I’m dreaming of a weird Christmas


Over on Twitter the other day, I asked what was the weirdest Christmas people have had.  Only got the one reply, but it’s one that rings true from my wife’s job:

Most of mine are weird.. I have to work.. U never know what ur going to get

That was from Sarah James, you can find her on Twitter at @apartyofseven.  Sarah gets a random object from my desk as a prize, assuming I get her address and I can find something randomly suitable among the drifts of post-it-notes, account creation forms and broken bits of computer.  Still, those hard drive controllers make for decent coffee mug mats.

Anyway.  Weird Christmases.  I’ve had a few over the years.  There was one year we moved the whole thing to Boxing Day as my wife was working on the day itself.  The first couple with children were pretty strange as well, making that whole mental adjustment:  Christmas is no longer about you, it’s about your kids and any presents you get are entirely a bonus and you should be grateful whatever they are!  I’ve also had my fair share of weird Christmas presents over the years but that’s a post for another week.

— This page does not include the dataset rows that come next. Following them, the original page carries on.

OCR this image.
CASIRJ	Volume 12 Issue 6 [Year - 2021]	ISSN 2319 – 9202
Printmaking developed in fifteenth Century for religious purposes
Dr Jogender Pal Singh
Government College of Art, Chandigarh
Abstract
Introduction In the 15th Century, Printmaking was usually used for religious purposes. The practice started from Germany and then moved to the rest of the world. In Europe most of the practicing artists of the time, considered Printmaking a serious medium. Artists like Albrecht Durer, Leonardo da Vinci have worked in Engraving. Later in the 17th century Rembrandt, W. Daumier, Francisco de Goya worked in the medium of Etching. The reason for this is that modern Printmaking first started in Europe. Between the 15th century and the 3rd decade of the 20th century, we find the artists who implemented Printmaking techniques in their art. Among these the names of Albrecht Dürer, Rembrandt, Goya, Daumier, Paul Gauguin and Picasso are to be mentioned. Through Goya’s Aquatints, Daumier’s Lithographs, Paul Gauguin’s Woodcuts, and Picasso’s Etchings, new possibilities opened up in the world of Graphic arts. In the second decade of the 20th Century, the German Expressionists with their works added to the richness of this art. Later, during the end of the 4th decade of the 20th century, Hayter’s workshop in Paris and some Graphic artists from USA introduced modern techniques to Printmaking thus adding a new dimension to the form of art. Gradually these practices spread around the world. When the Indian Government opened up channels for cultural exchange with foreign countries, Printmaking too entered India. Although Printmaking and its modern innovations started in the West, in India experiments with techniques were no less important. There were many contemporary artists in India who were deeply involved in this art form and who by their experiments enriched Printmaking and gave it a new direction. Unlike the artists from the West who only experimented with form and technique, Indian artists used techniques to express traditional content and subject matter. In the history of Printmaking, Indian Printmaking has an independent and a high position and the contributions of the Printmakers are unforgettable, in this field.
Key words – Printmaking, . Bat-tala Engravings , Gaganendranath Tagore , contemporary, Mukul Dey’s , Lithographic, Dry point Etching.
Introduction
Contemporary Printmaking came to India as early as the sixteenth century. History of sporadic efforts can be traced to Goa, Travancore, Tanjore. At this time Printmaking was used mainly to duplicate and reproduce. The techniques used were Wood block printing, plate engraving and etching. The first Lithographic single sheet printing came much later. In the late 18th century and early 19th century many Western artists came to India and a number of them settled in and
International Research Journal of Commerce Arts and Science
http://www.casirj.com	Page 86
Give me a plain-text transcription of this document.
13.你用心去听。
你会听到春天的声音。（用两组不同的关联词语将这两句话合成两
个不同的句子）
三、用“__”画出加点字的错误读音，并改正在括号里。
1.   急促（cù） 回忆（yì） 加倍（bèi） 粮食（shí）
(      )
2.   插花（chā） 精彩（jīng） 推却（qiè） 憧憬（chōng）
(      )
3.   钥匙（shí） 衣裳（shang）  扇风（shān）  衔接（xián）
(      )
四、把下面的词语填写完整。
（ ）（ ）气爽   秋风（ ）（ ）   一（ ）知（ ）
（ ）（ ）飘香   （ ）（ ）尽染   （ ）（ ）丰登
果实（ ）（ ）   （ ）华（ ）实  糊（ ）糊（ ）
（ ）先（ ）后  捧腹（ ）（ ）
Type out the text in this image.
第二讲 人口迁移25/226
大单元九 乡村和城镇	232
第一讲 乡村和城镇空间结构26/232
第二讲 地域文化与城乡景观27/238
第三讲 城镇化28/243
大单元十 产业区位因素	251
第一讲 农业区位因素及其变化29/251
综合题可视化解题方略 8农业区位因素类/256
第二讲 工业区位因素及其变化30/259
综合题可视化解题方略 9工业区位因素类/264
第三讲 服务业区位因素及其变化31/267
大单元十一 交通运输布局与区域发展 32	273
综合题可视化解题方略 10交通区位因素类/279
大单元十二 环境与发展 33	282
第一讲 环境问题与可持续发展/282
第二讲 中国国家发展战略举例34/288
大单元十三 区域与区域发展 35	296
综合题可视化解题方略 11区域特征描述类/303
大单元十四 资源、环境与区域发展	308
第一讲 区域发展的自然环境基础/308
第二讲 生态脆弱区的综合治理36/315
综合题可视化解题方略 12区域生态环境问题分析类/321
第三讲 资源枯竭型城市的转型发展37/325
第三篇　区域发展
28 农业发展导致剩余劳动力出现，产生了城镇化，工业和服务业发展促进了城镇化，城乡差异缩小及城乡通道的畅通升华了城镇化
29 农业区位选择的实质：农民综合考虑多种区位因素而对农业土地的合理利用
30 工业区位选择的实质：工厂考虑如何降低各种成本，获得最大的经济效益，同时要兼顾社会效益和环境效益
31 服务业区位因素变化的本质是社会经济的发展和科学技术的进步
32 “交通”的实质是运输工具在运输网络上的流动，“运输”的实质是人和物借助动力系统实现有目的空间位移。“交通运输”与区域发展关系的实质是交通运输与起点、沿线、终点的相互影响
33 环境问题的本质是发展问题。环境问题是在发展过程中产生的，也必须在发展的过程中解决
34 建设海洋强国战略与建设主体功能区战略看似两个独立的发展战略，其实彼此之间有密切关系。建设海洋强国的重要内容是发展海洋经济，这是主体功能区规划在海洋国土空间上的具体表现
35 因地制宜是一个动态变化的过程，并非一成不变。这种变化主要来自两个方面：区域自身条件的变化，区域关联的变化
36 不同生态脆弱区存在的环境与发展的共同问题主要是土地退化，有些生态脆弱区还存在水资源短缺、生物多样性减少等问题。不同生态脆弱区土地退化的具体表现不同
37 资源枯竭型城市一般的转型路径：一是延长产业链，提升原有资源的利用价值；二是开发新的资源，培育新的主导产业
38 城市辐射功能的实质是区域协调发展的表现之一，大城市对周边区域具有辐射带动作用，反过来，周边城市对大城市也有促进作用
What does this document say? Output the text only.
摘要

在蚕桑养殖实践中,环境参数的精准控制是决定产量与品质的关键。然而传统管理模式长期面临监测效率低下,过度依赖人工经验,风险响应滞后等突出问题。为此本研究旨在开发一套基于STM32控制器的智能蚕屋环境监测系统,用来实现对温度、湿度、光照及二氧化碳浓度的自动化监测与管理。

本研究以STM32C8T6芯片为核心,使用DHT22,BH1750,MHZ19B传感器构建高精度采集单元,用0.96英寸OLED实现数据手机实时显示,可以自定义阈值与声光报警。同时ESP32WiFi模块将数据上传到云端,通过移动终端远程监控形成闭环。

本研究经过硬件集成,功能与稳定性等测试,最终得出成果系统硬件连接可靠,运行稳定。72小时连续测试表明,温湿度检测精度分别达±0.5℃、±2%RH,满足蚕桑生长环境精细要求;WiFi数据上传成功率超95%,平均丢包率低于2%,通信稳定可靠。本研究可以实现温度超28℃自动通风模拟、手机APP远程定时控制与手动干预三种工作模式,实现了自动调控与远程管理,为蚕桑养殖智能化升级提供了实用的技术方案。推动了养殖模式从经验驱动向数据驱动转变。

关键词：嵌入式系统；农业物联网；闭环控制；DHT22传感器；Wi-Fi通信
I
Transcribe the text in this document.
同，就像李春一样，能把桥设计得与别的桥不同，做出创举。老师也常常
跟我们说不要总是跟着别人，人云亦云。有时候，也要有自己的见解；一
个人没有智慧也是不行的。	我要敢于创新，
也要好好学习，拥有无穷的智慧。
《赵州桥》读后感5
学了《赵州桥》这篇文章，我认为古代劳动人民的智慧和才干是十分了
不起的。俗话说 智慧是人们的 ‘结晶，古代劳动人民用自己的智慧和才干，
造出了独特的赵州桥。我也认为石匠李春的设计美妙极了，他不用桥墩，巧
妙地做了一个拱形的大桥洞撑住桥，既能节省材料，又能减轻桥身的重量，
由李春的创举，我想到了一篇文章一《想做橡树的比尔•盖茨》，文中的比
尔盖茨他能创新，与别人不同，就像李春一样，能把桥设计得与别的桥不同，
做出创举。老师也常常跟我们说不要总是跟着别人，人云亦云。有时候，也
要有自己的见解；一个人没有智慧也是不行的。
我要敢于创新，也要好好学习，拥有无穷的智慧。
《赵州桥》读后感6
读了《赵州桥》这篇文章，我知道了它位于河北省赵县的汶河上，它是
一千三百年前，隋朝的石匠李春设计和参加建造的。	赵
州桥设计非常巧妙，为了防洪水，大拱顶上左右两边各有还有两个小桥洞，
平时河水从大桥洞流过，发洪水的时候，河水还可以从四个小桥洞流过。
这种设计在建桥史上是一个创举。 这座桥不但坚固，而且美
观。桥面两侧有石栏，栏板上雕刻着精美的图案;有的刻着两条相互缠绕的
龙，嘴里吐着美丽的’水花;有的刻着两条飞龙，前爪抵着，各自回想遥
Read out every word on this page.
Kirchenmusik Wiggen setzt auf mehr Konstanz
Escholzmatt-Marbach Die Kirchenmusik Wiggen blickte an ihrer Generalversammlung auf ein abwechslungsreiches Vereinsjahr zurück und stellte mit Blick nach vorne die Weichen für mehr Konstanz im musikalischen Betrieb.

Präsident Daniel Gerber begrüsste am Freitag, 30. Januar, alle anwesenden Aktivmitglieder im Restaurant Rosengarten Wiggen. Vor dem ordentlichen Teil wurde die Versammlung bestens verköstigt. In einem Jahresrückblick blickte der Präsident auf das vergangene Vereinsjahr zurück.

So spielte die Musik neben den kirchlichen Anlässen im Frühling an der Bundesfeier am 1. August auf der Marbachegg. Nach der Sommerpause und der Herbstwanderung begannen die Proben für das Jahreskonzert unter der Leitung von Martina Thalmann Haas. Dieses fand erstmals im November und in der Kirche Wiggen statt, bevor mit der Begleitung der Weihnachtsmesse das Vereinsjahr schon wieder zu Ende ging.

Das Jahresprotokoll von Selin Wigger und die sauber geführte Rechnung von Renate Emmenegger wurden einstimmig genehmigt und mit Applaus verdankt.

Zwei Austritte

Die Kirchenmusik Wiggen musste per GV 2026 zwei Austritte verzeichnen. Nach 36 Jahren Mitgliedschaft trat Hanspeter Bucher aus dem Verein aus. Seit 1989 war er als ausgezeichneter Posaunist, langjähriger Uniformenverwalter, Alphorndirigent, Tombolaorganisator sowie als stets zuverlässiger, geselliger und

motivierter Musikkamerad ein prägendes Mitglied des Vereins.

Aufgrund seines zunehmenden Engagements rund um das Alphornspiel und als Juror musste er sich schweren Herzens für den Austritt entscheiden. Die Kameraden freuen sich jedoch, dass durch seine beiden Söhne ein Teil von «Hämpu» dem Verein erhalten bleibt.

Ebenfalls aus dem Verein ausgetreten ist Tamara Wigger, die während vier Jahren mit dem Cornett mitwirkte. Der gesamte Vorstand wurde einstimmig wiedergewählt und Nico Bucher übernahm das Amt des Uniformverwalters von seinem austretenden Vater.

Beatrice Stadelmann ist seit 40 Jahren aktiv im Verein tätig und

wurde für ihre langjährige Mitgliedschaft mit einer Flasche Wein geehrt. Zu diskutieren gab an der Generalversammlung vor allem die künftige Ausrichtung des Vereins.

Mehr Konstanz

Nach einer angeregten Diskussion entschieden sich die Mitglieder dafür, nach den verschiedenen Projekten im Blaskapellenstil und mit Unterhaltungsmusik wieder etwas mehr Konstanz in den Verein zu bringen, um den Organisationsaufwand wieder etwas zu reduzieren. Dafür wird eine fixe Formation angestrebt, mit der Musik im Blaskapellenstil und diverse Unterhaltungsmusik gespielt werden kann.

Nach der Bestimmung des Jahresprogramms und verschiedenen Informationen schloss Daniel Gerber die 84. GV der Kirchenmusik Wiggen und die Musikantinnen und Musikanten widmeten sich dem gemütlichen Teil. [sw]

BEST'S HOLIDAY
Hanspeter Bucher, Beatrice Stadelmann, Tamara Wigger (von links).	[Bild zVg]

Hands down the weirdest Christmas has to go to 1994 for me.  It was my first Christmas spent with my girlfriend, away from my family – in Zimbabwe, as it happens, so you can’t get much further away without some serious effort.  It was also the first holiday I kept a daily diary, so I’ve got a contemporary account to refer back to…

We were staying at my wife’s relative’s ranch roughly a third of the way between Bulawayo and Victoria Falls and it was hot.  I’ve never experienced heat like it before or since.  We’d been up to Victoria Falls and had South Africans complaining that it was hot.  45, 50C, something like that.  Extremely, very, unbelievably, brain-meltingly hot.

Try putting up a tent in that heat!  Go on!  It was an exercise in extreme silliness.  “I need a rock,” thought I, “to hammer in this tent peg.  There’s a rock over there.”  So I went and picked up the rock.  “Hmm.  I had a tent peg,” I thought, “that I was going to hammer in.”  Quick look around, and there’s the tent peg – right where the rock had been.  And repeat.  It took us the best part of an hour to put up a tent it had taken 5 minutes to do in the (relative) cool of Bulawayo.

While at Victoria Falls we went white-water rafting on the Zambeze!  An amazing experience but I swear the guy in the front of the raft with me had wire-wool socks on.  Between his socks and the sun, my knees got incredibly burned.  Looking back on it I can smile wistfully and maybe muster up a laugh at my condition.  At the time, though, complete and total catastrophic sense of humour failure.  The other extremely irritating thing about the holiday was that I’d borrowed my brother’s camera – which promptly chewed up the film, ensuring I had no photos – the images below are from that marvelous resource, Wikipedia.

Victoria Falls - The Smoke that Thunders
Victoria Falls – The Smoke that Thunders

So a couple of days before Christmas we arrive at the “farm” and set about getting the place ready.  No TV out there, so we’ve the radio on – Merry Christmas Everybody, from Slade, Wizzard’s wishing it could be Christmas every day.  All these “traditional” Christmas songs banging on about the snow, the cold…  It’s 40C in the bloody shade!  The only ice around here is in the cool box along with the Castle and the Coke!  That night, we head off in a rickety old Landrover (the best kind) to hunt some kind of big rabbit thing for the farm workers and to track down a Christmas tree.  Well, I say “tree”, what we ended up with was a branch of some kind.  Not exactly your six-foot Spruce.

Christmas Eve we went for a drive around the farm – 2 hours in a large loop – during which we saw elephant!  3 of them.  Big bulls, too.  Add that to the lizards, moths, assorted species of ant, chameleon and praying mantis.  Certainly made going to the loo in the dead of night an interesting experience.  Our dinner that night was roast haunch of Impala.  Lovely, if a little dry but then maybe it’s supposed to be like that, not having had it before or since.

Christmas day – rain!  Much to the delight of everyone not from the UK.  We were out for a post-mince-pie drive around the lake and got seriously cold (blue fingernails and lips, my diary says).  Dry clothes, presents under the branch, chat, siesta, long game drive after a late lunch (Impala, warthog, waterbuck, loads of birds I’m nowhere near good enough to identify).  Amazingly, they trusted me to drive the 4×4, leaving the people in the back doing the Bavarian Slap Dance (that’s what my diary says) to try and get rid of the mozzies!

And that was pretty much Christmas.  Boxing Day we packed up and drove north to Hwange game reserve.

Great Zimbabwe
Great Zimbabwe

The only thing weirder than Christmas was New Year.  We were still in Zimbabwe, this time camping down near the Great Zimbabwe in the south.  The campsite had a New Year’s Disco which finished, somewhat abruptly, with these words:

“Happy New Year! One more song and we switch everything off.”

So…  Weird Christmas stories, please!